Seasonal Recommendations
Summer: Crisp Sauvignon Blanc and fresh Chenin Blanc
Autumn: Medium-bodied Chardonnay or a white Rhône blend.
Winter: Full-bodied, oak-aged Burgundy alongside roast chicken or creamy soups.
Spring: Aromatic Riesling or vibrant Sauvignon Blanc for lighter menus.
Serving Temperatures
Light, crisp whites: 7–10°C. Serve well chilled.
Aromatic whites (Riesling): 8–12°C.
Medium-bodied (Chablis, Chenin Blanc): 10–12°C.

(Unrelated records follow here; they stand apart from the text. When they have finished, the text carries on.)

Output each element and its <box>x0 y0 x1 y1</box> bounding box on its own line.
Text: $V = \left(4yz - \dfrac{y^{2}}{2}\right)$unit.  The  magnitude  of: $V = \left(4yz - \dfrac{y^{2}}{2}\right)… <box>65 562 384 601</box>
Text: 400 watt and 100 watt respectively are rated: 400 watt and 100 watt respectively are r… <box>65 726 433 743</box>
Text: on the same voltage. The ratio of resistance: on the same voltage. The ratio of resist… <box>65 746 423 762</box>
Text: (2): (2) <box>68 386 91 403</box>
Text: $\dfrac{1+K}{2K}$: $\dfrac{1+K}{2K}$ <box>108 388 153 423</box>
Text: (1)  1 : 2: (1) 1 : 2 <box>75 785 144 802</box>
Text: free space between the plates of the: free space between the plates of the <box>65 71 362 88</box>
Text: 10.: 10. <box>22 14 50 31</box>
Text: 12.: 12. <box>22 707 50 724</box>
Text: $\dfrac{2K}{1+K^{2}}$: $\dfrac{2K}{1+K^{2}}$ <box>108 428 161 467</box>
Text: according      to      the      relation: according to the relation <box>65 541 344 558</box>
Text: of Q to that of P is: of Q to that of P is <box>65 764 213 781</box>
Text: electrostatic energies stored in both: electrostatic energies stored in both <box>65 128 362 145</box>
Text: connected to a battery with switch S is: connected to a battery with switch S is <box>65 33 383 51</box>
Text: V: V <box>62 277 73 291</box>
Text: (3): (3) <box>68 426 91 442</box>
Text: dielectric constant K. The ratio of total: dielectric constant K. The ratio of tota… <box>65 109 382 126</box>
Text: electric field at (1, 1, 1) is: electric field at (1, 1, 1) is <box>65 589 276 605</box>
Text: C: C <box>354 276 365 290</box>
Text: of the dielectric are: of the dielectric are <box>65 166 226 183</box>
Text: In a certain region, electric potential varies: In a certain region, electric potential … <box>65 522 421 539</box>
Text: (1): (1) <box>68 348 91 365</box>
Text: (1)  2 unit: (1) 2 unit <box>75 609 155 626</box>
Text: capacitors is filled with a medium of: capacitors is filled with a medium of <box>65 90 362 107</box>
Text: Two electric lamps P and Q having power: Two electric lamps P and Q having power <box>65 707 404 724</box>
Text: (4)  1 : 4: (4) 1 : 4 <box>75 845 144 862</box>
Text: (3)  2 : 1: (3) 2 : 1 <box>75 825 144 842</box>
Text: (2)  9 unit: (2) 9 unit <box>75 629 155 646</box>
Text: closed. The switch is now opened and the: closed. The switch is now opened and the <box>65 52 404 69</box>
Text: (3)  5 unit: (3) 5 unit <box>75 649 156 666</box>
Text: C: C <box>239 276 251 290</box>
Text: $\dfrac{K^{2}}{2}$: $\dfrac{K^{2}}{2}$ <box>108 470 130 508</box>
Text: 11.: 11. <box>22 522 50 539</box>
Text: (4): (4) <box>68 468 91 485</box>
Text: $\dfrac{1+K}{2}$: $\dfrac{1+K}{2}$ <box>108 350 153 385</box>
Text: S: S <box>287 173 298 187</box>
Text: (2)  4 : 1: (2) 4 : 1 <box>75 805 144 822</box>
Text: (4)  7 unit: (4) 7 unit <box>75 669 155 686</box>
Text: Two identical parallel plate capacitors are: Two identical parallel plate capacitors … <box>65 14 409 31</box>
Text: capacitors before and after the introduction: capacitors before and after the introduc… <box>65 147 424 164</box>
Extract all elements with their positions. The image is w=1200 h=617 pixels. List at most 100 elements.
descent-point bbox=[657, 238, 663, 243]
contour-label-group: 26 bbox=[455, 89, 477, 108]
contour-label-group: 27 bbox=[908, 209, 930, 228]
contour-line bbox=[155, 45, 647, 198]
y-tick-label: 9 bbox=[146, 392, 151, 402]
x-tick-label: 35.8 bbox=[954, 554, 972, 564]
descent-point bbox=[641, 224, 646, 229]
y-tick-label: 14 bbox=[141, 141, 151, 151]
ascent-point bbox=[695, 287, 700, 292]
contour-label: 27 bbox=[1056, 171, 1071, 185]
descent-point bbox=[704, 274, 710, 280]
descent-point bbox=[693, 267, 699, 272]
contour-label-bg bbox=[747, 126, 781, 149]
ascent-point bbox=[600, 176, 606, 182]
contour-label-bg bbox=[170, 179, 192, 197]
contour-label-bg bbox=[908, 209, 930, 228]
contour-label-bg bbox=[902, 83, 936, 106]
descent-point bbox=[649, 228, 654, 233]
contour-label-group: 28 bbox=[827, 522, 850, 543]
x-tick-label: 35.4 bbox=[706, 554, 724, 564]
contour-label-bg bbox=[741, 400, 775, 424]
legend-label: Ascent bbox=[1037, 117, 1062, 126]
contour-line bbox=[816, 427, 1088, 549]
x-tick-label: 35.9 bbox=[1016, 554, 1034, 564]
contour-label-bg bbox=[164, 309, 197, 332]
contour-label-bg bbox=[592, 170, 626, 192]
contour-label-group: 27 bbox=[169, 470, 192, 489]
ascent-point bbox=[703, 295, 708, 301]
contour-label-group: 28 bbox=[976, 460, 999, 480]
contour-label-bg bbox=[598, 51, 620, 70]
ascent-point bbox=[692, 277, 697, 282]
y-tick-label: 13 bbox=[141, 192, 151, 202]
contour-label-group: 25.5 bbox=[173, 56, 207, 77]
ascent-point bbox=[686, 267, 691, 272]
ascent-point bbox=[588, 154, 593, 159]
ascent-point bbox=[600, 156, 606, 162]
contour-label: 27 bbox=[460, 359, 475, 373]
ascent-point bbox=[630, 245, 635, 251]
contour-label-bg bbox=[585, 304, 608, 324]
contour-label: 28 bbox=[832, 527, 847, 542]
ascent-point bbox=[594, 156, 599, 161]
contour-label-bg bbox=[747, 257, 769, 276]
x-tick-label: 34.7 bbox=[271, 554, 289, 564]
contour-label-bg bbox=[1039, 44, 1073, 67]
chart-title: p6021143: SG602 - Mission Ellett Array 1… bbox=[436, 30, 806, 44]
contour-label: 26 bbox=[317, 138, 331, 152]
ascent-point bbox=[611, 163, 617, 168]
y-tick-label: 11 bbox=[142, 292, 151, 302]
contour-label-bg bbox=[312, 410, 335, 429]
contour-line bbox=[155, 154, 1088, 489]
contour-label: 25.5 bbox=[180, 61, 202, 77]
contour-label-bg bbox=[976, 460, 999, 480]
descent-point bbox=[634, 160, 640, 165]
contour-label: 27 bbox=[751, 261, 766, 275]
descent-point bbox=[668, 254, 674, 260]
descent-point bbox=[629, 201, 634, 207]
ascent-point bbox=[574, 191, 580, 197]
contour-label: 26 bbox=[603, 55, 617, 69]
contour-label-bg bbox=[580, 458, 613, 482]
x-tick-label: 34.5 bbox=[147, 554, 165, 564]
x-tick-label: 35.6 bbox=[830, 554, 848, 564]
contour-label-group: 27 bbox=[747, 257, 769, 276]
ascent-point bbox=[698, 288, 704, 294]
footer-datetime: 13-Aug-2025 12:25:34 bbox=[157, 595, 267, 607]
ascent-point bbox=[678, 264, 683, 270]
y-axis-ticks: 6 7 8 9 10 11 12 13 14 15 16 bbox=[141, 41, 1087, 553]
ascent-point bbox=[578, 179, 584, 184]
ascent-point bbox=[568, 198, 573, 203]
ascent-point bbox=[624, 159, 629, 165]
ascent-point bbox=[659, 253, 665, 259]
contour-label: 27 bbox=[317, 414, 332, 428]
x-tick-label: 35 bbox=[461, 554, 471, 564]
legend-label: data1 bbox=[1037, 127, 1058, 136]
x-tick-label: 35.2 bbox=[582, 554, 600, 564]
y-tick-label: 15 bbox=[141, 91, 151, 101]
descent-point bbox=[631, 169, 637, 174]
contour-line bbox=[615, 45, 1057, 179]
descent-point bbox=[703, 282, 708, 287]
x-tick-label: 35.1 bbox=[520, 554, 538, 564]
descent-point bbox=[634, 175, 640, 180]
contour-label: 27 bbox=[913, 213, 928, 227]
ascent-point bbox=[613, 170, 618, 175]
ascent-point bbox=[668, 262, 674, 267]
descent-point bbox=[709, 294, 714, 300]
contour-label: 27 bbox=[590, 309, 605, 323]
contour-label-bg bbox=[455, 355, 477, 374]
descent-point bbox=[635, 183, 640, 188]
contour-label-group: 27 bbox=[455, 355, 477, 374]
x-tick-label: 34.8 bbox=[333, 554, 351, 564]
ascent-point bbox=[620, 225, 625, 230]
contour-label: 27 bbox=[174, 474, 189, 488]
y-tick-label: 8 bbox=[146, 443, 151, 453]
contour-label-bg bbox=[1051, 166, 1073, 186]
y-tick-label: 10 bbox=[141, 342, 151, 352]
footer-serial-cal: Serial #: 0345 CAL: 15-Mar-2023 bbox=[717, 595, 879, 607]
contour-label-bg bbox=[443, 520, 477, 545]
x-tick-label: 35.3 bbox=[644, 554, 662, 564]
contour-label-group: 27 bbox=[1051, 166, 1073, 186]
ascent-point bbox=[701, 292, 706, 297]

Full-bodied, oak-aged whites: 12–14°C. Too cold and you lose the complexity.
FAQ
1. What is the difference between white wine and red wine? White wine is produced with little to no skin contact, resulting in lighter colour, lower tannins, and a flavour profile driven by bright, aromatic flavour. Red wine involves extended maceration with grape skins, contributing colour, tannins, and a different textural profile.
2. Should white wine always be served cold? Chilled, yes, but the ideal temperature depends on the style. Light whites are best at 7–10°C, while richer oak-aged whites are better at 12–14°C. Serving a full-bodied white too cold will mask its complexity.
3. Can white wine age? Certain styles age beautifully. Top Burgundy, fine Riesling, and quality Chenin Blanc can develop for a decade or more, developing rich secondary character. The key factors are good acidity, concentration, and careful winemaking.